Histoire
Le “Unified Software Process” fut originellement créé par Ivar Jacobson. En 1988, il définit Objectory V1.0, qui constitue la base sur laquelle se développeront ensuite l’RUP et l’EUP. Plusieurs versions améliorées d’Objectory V1.0 seront alors développées jusqu’à la publication par Jacobson en 1999 de The Unified software development process. Ce livre fournit un cadre détaillé de ce qu’est un Unified process. Il y définit également les jalons essentiels à la conduite d’un projet, à savoir l’identification du besoin client, l’analyse, le design, le codage et la phase de test. Plusieurs variantes de l’Unified process seront développées par la suite par diverses acteurs. La plus populaire à ce jour est le Rational Unified Process (RUP), que nous définirons plus en détails dans cet article.
Définition
Contrairement à ce que son nom pourrait laisser suggérer, l’Unified process n’est pas un simple “process”, mais plutôt un cadre de travail modulable en fonction de différents projets ou organisations. En d’autres termes c’est une architecture permettant de cadrer le développement d’un logiciel qui conserve néanmoins une certaine souplesse afin de s’adapter à des contextes diverses.
Cette manière de faire à été développée en réponse à la complexité grandissante des développements de logiciel, qui ne pouvaient plus être mis en oeuvre sans une structure claire et cohérente. Elle fournit ainsi une ligne de conduite aux différents individus et équipes d’un projet.

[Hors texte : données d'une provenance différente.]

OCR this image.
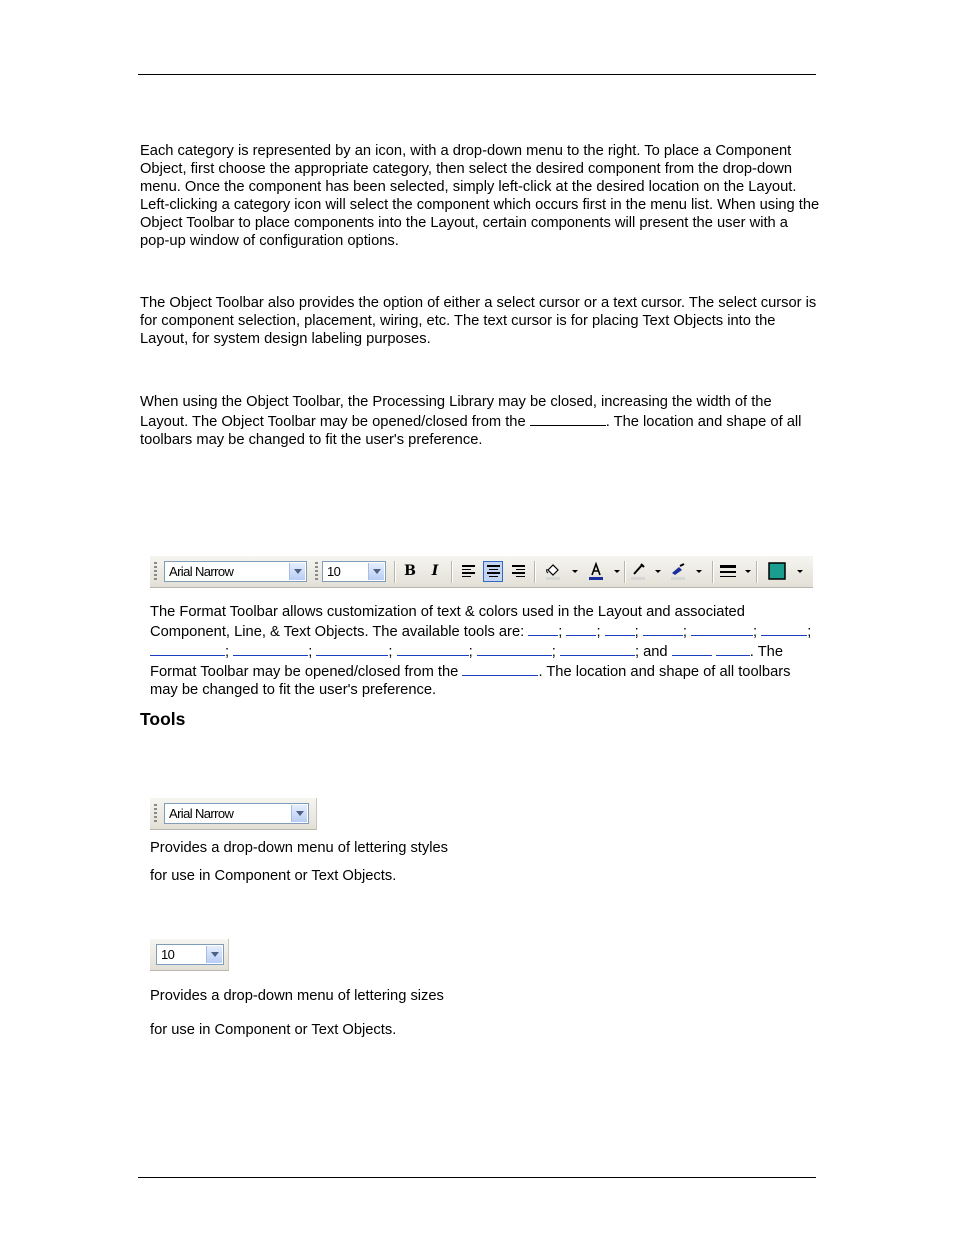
Each category is represented by an icon, with a drop-down menu to the right. To place a Component Object, first choose the appropriate category, then select the desired component from the drop-down menu. Once the component has been selected, simply left-click at the desired location on the Layout. Left-clicking a category icon will select the component which occurs first in the menu list. When using the Object Toolbar to place components into the Layout, certain components will present the user with a pop-up window of configuration options.

The Object Toolbar also provides the option of either a select cursor or a text cursor. The select cursor is for component selection, placement, wiring, etc. The text cursor is for placing Text Objects into the Layout, for system design labeling purposes.

When using the Object Toolbar, the Processing Library may be closed, increasing the width of the Layout. The Object Toolbar may be opened/closed from the	. The location and shape of all toolbars may be changed to fit the user's preference.

Arial Narrow	10	B	I

The Format Toolbar allows customization of text & colors used in the Layout and associated Component, Line, & Text Objects. The available tools are: ; ; ;	;	;	; ;	;	;	;	;	; and	. The Format Toolbar may be opened/closed from the	. The location and shape of all toolbars may be changed to fit the user's preference.

Tools
Arial Narrow

Provides a drop-down menu of lettering styles

for use in Component or Text Objects.

10

Provides a drop-down menu of lettering sizes

for use in Component or Text Objects.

3 composantes font l’essence d’un Unified Process:
- Il doit être use-case driven, c’est à dire qu’il base son raisonnement sur l’interaction entre le système et l’utilisateur. C’est le besoin de l’utilisateur qui détermine les exigences auxquelles devra répondre le système.
- L’architecture du logiciel est centrale dans son développement. Si les use case déterminent in fine l’architecture du projet, celle-ci permet également de centraliser les besoins et d’offrir par la même une base sur lesquelles les use case s’appuient également. Les notions de use case et d’architecture sont donc intimement liées, les premiers composants la seconde, et celle-ci fournissant un cadre aux premiers.
- Enfin, le projet doit-être itératif , c’est à dire en progression constante. C’est ce qui donne une certaine souplesse à l’architecture définit, et permet au projet de ne pas s’enfermer dans un cadre rigide qui pourrait perdre en pertinence en fonction des nouveaux éléments faisant emergence.
Le développement du RUP
Le RUP, Rational Unified process, a été développé en 2003 par Rational, une branche d’IBM. Ce processus est vite devenu une référence dans le domaine et est encore aujourd’hui fréquemment utilisé.
Le RUP compte quatre phases principales, qui restent constante en dépit de la flexibilité contextuelle a laquelle l’architecture peut être confrontée.
La première phase est la phase d’ “inception”, c’est à dire de démarrage. Elle consiste à cadrer le projet et ses objectifs, afin de pouvoir déterminer les coûts qu’il engendrera, ainsi que les ressources à déployer.
Vient ensuite la phase d’élaboration, au cours de laquelle sera définie l’architecture globale du logiciel. Il s’agit là d’une phase de conception et d’analyse technique qui reste néanmoins assez générale.
La phase de conception qui suit consiste en la mise en oeuvre de l’architecture définie au cours de l’élaboration. C’est une phase de développement du logiciel.
Enfin, la phase de “transition” permet de faire la bascule entre le développement et la mise en production du logiciel. C’est au cours de cette phase que le passage de témoin aux utilisateurs finaux est effectué.